Oysa hepimiz biliyoruz ki bu köhneyen yasalarla hiçbir şey yapılmayacağını ama yine de olmayacak duaya amin diyoruz. 

GENÇLER TOPRAKLARINA BAĞLI KALSIN DİYE..

İçişleri Bakanlığı, gençlere söz verdiği üzere kırsal kesim arsa dağıtma projelerini tüm hızıyla sürdürüyor.

Geçtiğimiz haftalarda Sn.

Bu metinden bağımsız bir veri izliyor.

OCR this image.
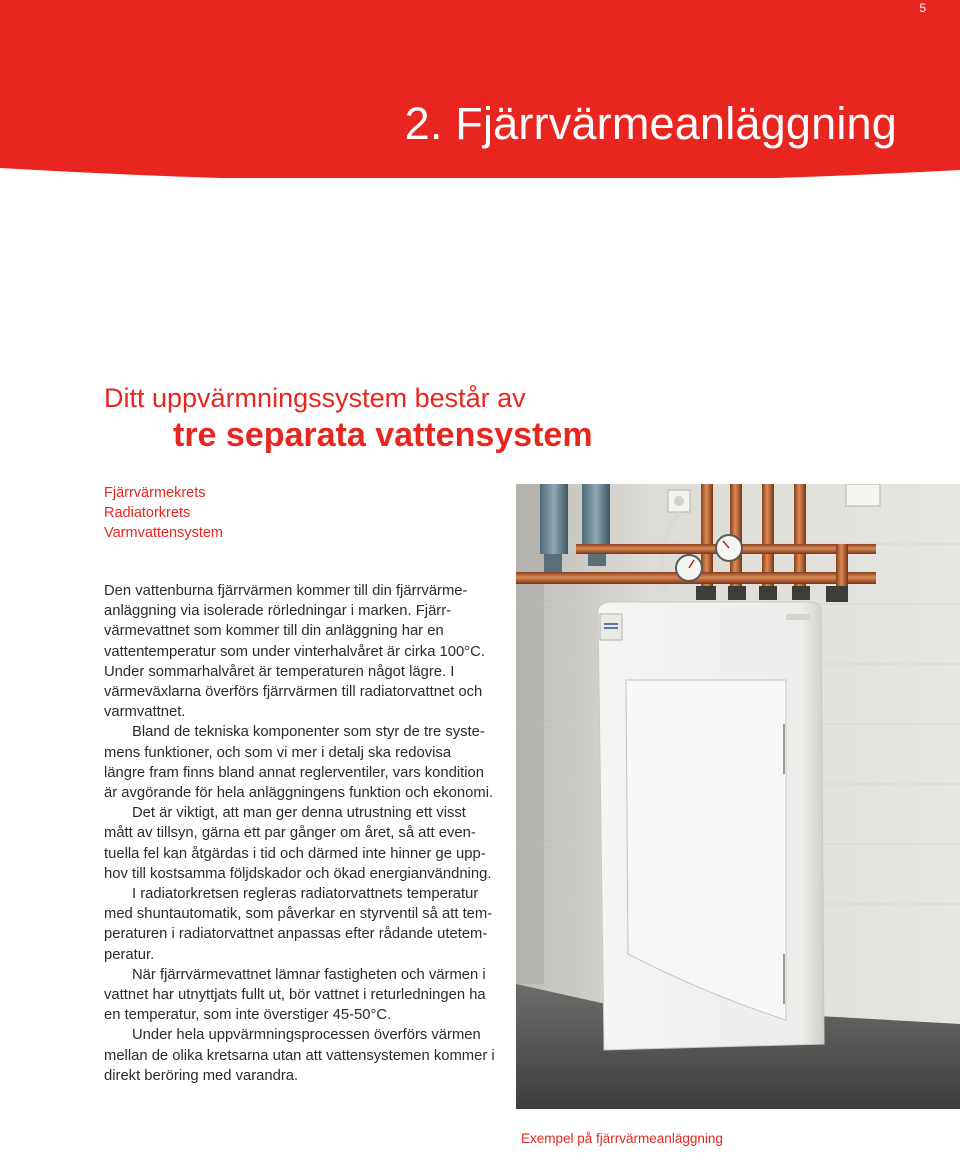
5
2. Fjärrvärmeanläggning
Ditt uppvärmningssystem består av
tre separata vattensystem
Fjärrvärmekrets
Radiatorkrets
Varmvattensystem

Den vattenburna fjärrvärmen kommer till din fjärrvärmeanläggning via isolerade rörledningar i marken. Fjärrvärmevattnet som kommer till din anläggning har en vattentemperatur som under vinterhalvåret är cirka 100°C. Under sommarhalvåret är temperaturen något lägre. I värmeväxlarna överförs fjärrvärmen till radiatorvattnet och varmvattnet.

Bland de tekniska komponenter som styr de tre systemens funktioner, och som vi mer i detalj ska redovisa längre fram finns bland annat reglerventiler, vars kondition är avgörande för hela anläggningens funktion och ekonomi.

Det är viktigt, att man ger denna utrustning ett visst mått av tillsyn, gärna ett par gånger om året, så att eventuella fel kan åtgärdas i tid och därmed inte hinner ge upphov till kostsamma följdskador och ökad energianvändning.

I radiatorkretsen regleras radiatorvattnets temperatur med shuntautomatik, som påverkar en styrventil så att temperaturen i radiatorvattnet anpassas efter rådande utetemperatur.

När fjärrvärmevattnet lämnar fastigheten och värmen i vattnet har utnyttjats fullt ut, bör vattnet i returledningen ha en temperatur, som inte överstiger 45-50°C.

Under hela uppvärmningsprocessen överförs värmen mellan de olika kretsarna utan att vattensystemen kommer i direkt beröring med varandra.

Exempel på fjärrvärmeanläggning
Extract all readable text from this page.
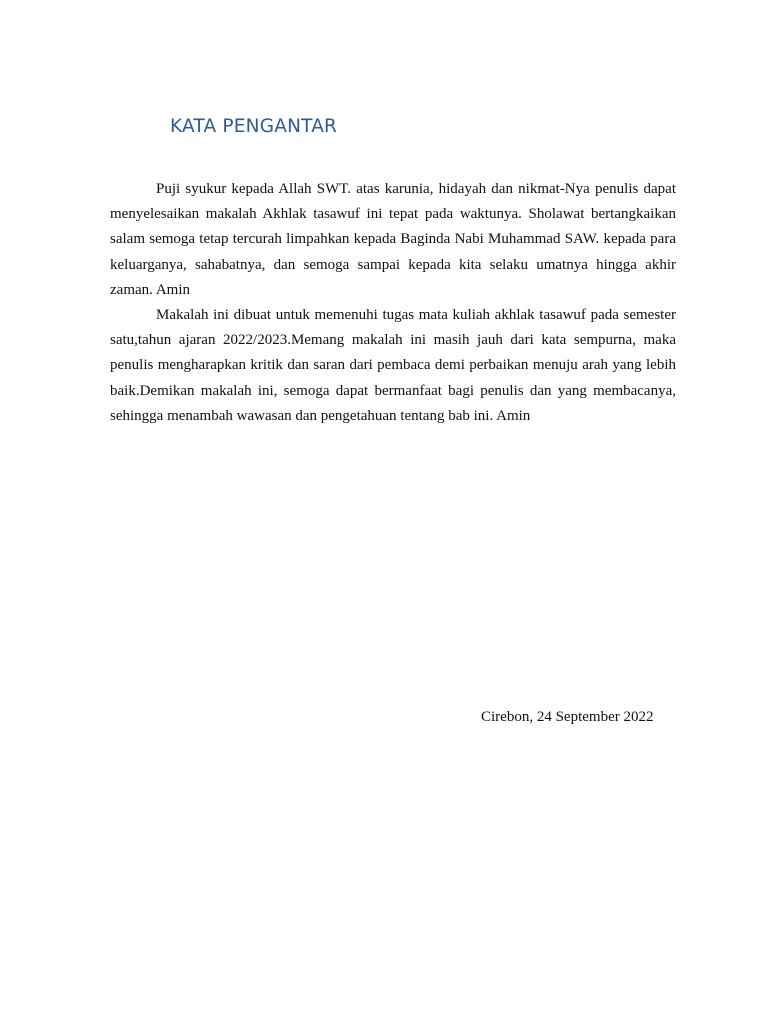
KATA PENGANTAR

Puji syukur kepada Allah SWT. atas karunia, hidayah dan nikmat-Nya penulis dapat menyelesaikan makalah Akhlak tasawuf ini tepat pada waktunya. Sholawat bertangkaikan salam semoga tetap tercurah limpahkan kepada Baginda Nabi Muhammad SAW. kepada para keluarganya, sahabatnya, dan semoga sampai kepada kita selaku umatnya hingga akhir zaman. Amin

Makalah ini dibuat untuk memenuhi tugas mata kuliah akhlak tasawuf pada semester satu,tahun ajaran 2022/2023.Memang makalah ini masih jauh dari kata sempurna, maka penulis mengharapkan kritik dan saran dari pembaca demi perbaikan menuju arah yang lebih baik.Demikan makalah ini, semoga dapat bermanfaat bagi penulis dan yang membacanya, sehingga menambah wawasan dan pengetahuan tentang bab ini. Amin

Cirebon, 24 September 2022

Bakan Evren kırsal kesim arsalarının alt yapıları için bütçe ayrıldığını ve bu yöndeki çalışmaların devam edeceğini vurgulamıştı.

Başbakan Hüseyin Özgürgün de, amaçlarının gençleri topraklarına bağlamak ve Kıbrıs Türk halkının bu topraklarda kökleşmesini sağlamak olduğunu, bunu gecikmiş bir adım olarak nitelendirmişti.

Hükümetin gençlere yapmış olduğu bu güzellikler bazen isyan noktasına getirebiliyor.

Zira arazi almalarına rağmen, yıllardır dişlerinden tırnaklarından arttırdıkları parayla güç bela ev sahibi olan vatandaşlar bir de evlerine su ve elektrik bağlatamamaktan şikayetçi olabiliyorlar.

Hele kırsal kesim arazisinin üzerine ‘satılık’ tabelası konularak satılığa çıkaranlara ne demeli?

Daha vahimi kırsal arsa bekleyen sırada pek çok genç var. Kimse aynı anda maalesef memnun edilemiyor işte.

Arada bazen nankörler de çıkmıyor değil. Demek ki bu ihtiyaçlar listesinin de iyi denetlenmesi gerekiyor. Seçim öncesi ‘para musluklarını açan’ hükümet deyim yerindeyse ne İsa’ya ne de Musa’ya yaranamıyor.